After it happened to me, I went ahead and used it. I needed a little more, so I bought another bottle. The Woodcraft store had about 6 bottles of tung oil and all of them but one had extensive solids In them. I took the one with no solids in it (the liquid one). It has remained liquid with no polymerization by just keeping air out of it.
Randy
 

bwat

New User
Bill
Finally took a few pics...

Purchased in December, kept in finish cabinet, moderate heat - no freezing.


This actually had only about an inch of oil at the top when brought into the house. I placed the bottle a foot away from a floor vent for 24 hours and...

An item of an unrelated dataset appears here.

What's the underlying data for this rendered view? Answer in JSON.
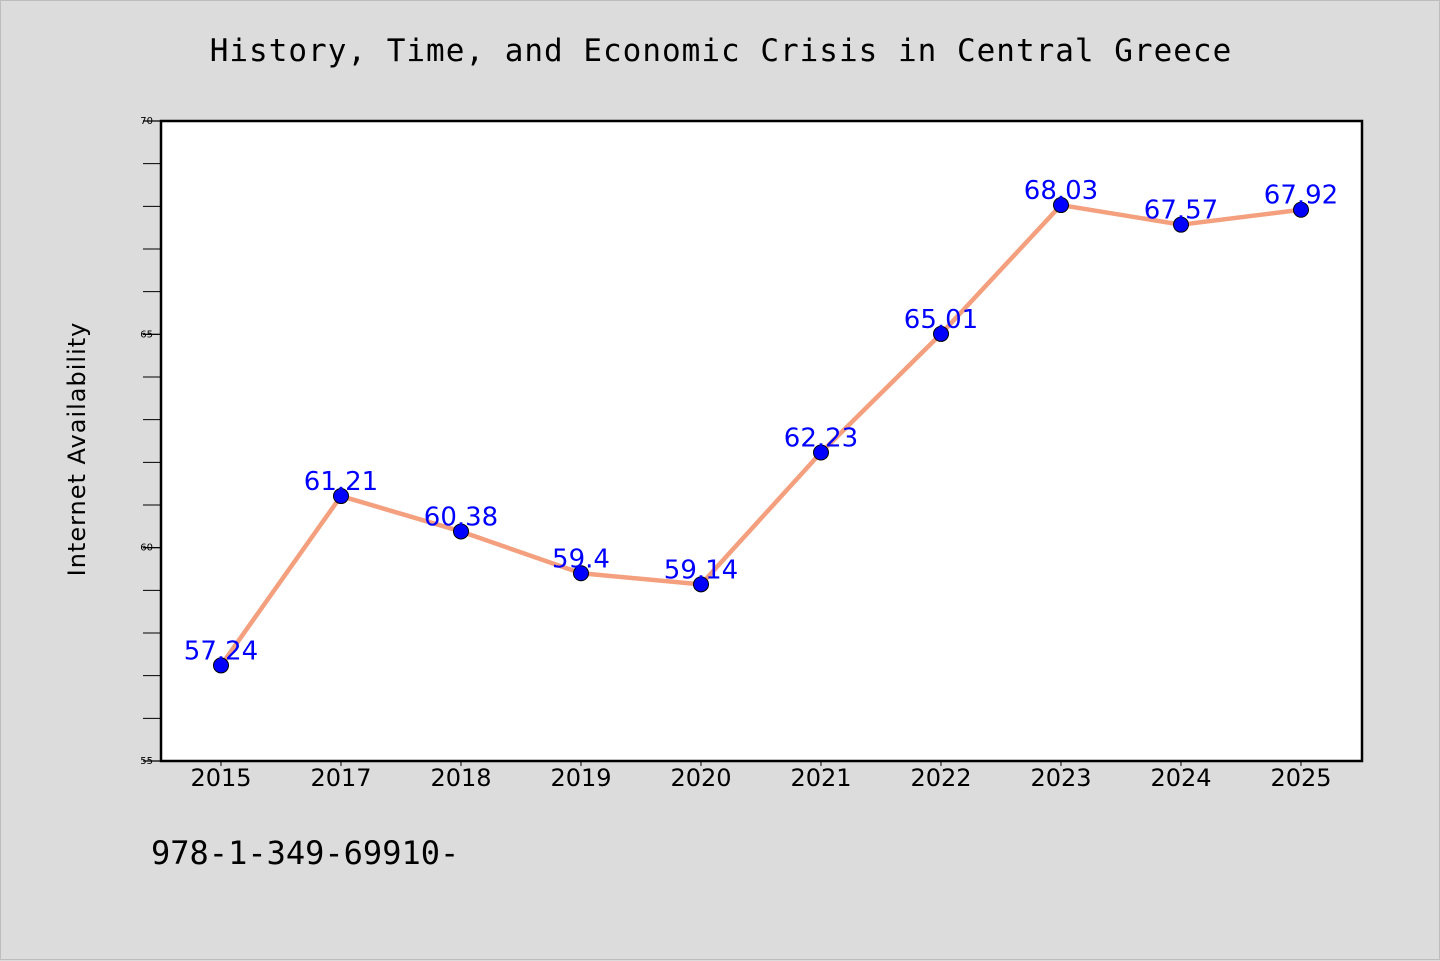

Wow, what a difference. Hope the properties are unchanged?
 

Dave Peterson

New User
Dave
put a marble in the bottom (or a clean hard pebble) and agitate it just like you would a paint spray can. After you started this thread, my neighbor showed me his bottle of Woodcraft 100% tung oil, and it was doing the same thing. I dropped in a marble and started shaking it around, and it soon remixed itself.
 

Herb Shelly

New User
Herb
FYI: According to the Tung Oil supplier, the sediment is a natural occurance in the refinement of tung nuts. The amount of sediment varies crop to crop. It their suggestion, I scooped out some of the solids and it performed like tung oil should.